Böylece yeryüzünde fıtrata uygun adil bir düzen tesis edilmiş olur. Böyle bir düzende ise insanlar huzur ve saadete kavuşur. Fakat kâfirler bunun gerçekleşmemesi için bütün güçleriyle çalışmaktadır. Ve bu çalışmayı da tek teknoloji ve güç açısından değil ümmeti birbirine düşürüp kendi mirasından uzaklaştırmak için çaba sarf etmekle mümkün olacağını ileri sürmüşlerdir. Nitekim İngiltere’nin sabık Başbakanlarından Gladstone (1809-1898) Batı âleminin Müslümanlara hükmetmesini şu iki nedene bağlamaktadır:
▶1- Kuran’ın okunmasını yaygınlaştırmak fakat onu anlamayı ve onunla amel etmeyi engellemek:
Bugün İslam Âleminde milyonlarca hafızın bulunmasına ve her devlette Kur’an-ı güzel okuma yarışmaları düzenlemelerine rağmen maalesef kuranı anlamaya ve onunla amel etmeye yönelik gözle görülebilecek hiçbir çalışma ve faaliyet bulunmamaktadır. Bu ise emperyalistlerin hedeflerine ulaştıklarını açıkça göstermektedir. Bu konunun ehemmiyetine dair Ali Şeriati de şöyle demektedir: “Kur’an’ın ilk emri okudur, dinle değil, Kuran anlaşılmayı ve yaşamayı emreder, ezberlemeyi değil.
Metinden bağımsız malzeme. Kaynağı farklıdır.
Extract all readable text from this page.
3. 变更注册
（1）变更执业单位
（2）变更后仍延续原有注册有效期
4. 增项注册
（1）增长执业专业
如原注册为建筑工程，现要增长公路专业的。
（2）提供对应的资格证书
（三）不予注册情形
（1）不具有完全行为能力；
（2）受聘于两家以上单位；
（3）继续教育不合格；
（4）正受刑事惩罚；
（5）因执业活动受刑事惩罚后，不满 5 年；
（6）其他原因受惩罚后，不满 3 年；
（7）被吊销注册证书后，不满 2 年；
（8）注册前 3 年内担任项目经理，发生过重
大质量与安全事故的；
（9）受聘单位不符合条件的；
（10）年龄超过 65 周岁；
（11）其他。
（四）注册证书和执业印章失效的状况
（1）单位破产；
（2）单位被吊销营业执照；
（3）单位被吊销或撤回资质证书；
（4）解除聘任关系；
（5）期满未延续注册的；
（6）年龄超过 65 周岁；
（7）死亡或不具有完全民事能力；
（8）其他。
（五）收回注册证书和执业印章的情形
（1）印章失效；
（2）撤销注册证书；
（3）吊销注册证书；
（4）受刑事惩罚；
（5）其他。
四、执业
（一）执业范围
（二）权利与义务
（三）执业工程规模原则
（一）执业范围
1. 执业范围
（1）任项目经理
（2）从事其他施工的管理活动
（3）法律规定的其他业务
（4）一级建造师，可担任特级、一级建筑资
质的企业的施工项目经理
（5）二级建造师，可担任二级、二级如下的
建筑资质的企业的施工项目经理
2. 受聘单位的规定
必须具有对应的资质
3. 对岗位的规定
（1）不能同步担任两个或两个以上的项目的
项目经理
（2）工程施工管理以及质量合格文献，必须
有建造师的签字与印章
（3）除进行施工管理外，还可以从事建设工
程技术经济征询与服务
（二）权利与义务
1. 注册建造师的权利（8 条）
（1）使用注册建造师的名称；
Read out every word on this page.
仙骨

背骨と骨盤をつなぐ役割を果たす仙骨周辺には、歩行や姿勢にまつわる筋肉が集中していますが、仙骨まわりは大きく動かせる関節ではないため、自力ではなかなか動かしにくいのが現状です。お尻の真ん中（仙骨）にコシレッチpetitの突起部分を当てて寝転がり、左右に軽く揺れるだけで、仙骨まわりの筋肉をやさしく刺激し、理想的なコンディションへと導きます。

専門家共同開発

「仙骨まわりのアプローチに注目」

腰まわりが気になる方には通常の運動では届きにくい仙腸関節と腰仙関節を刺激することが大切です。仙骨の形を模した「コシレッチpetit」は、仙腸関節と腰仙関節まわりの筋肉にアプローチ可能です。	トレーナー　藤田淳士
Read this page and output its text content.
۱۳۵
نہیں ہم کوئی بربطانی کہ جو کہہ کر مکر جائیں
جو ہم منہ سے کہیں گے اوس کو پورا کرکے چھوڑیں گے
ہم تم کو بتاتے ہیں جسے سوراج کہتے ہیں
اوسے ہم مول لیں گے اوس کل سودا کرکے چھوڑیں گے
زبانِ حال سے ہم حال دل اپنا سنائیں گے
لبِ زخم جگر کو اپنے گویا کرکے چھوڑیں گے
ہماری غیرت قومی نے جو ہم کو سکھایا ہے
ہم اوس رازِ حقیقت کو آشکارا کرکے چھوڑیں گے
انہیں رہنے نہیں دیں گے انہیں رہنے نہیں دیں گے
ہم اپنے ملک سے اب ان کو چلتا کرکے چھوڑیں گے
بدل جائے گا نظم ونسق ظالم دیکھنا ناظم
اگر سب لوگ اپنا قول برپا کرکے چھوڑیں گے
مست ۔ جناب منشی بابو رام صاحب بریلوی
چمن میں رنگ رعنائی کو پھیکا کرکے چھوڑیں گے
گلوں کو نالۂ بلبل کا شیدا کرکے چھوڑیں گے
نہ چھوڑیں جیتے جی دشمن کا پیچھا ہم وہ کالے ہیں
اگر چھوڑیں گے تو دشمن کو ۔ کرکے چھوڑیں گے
Okuyan ne okuduğunu anlamıyor, dinleyen ne dinlediğini bilmiyor ve geriye ne kaldı hafızın sesi güzel mi?”
▶2- Haccı işlevsiz hale getirmek:
Her yıl milyonlarca Müslüman hacca gidiyor ama ne acıdır ki niçin gittiğinin idrakında olmadan maneviyatından yoksun bir şekilde geri dönüyor.Bununla birlikte Hacc’ın taşımış olduğu “Müslümanların yıllık kongresi” ruhundan bihaber dönüyor.Maalesef günümüzde Hac ve diğer ibadetlerdeki anlam ve maksat yerine gelmeden ibadetler yapılıyor.